Quand on parle de temps, il faut également prévoir la montée des technologies, puisqu’elles nous en font gagner. Il paraît que d’ici 2020 (préparez-vous, c’est dans 2 ans!), 30 % du contenu Internet sera consommé sans écran, sur des devices de voix. Quand on y pense, c’est logique. Plus besoin de perdre du temps à taper et à regarder un écran.

Est-ce que tout ça est une évidence? Oui, mais nous sommes encore intrusifs et faisons perdre de précieuses secondes avec nos contenus publicitaires, au lieu de divertir.

Alors, si vous aimez gagner du temps, faites en sorte que vos utilisateurs puissent en gagner aussi. Ce sont vos résultats qui vous remercieront!

Sébastien Robillard, directeur artistique
De l’écran à la voix.


L’IA est plus que jamais un sujet d’actualité. On commence tout juste à effleurer les possibilités qu’elle nous offre. Chatbot, analyse, automatisation, personnalisation. Il y en a pour tous les goûts.

L’une de ces branches évolue à un rythme fulgurant : les assistants vocaux virtuels.

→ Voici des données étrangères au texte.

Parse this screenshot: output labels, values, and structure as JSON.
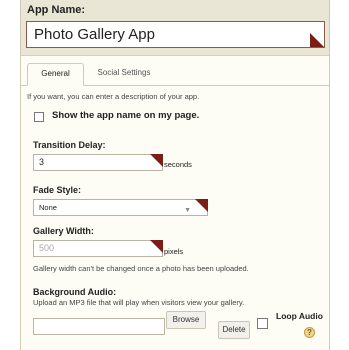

Alexa, Google Assistant et Siri d’Apple sont certainement les plus populaires. Christopher Ferrel, Digital Strategist Director chez The Richard Group, en parlait en long et en large dans sa conférence I’ve got no screens: Internet screenless future.

Comme le mentionnait Marie-Nathalie plus haut, bientôt 30 % des navigations sur le web se feront sans écran. Notons également que 50 % de toutes les recherches en ligne seront faites vocalement. La publicité liée à la recherche vocale est donc parfaitement sensée. Par exemple, un consommateur pourrait dire « Alexa, je n’ai plus de savon à lessive ». Question à laquelle Alexa pourrait répondre « Je peux commander du Tide si vous le voulez. Vous le recevrez lundi. Est-ce que ça vous irait? ». C’est en quelque sorte du SEO vocal. C’est un nouveau format publicitaire qui s’offre à nous.

De plus, les consommateurs pourront très bientôt converser oralement avec les marques de la même façon qu’ils le font déjà avec les chatbots. Pensons, par exemple, à la possibilité de réserver une chambre d’hôtel en parlant directement à la chaîne d’hôtel. Ou encore, se faire lire les dernières nouvelles par le New York Times. Quelles voix auront nos marques? Quels genres? Quelles personnalités? Quels accents? Plein de questions auxquelles notre imagination sera amenée à répondre très bientôt.

Nous devrons un jour changer notre mentalité Mobile First pour passer à Voice First. Commençons maintenant.

Joël Letarte, concepteur-rédacteur
Plus court, oui, mais aussi beaucoup plus long.


À l’inverse de Marie-Nathalie qui parlait de la tendance du contenu court, ce qui m’a le plus marqué à SXSW est la prolifération du contenu long. On se retrouve dans une époque où la durée devient beaucoup moins rigide qu’avant. On peut donc faire à peu près ce qu’on veut. Nous verrons évidemment de plus en plus de 6 secondes, de GIF, de contenu très court, mais nous pourrons aussi visionner des films de 3 minutes, de 7 minutes, et même de plus d’une heure.

Les marques cherchant à créer de la qualité se tournent parfois vers ce genre de format, qui permet d’aller davantage en profondeur. Je pense par exemple à la série The Wolf créée par l’agence Giant Spoon pour son client HP. Une série inspirée des thrillers d’espionnage, comportant plusieurs épisodes allant de 30 secondes à plus de 7 minutes et mettant entre autres en vedette Christian Slater. La production, le propos, les acteurs, tout y est pour générer du contenu d’une grande qualité. Perso, ça m’a donné envie de regarder la série. Pour une marque un peu beige, c’est mission accomplie, surtout quand on pense que 70 % des responsables TI sont des milléniaux et que cette cible cherche surtout du divertissement. La marque arrive ici à créer une relation avec le consommateur au-delà de la publicité.

Autre exemple pertinent vu à SXSW, le documentaire Lo and Behold, Reveries of the Connected World, un film de 98 minutes réalisé par le grand Werner Herzog, présenté à Sundance et vendu à Magnolia pour la distribution. Quand on regarde de plus près, ce qui semble être un simple documentaire sur Internet est en fait une publicité pour l’annonceur Netscout. L’idée vient d’une agence. Tout le budget est allé en production. Aucun placement média. C’est l’apogée du Storytelling et du Branded content.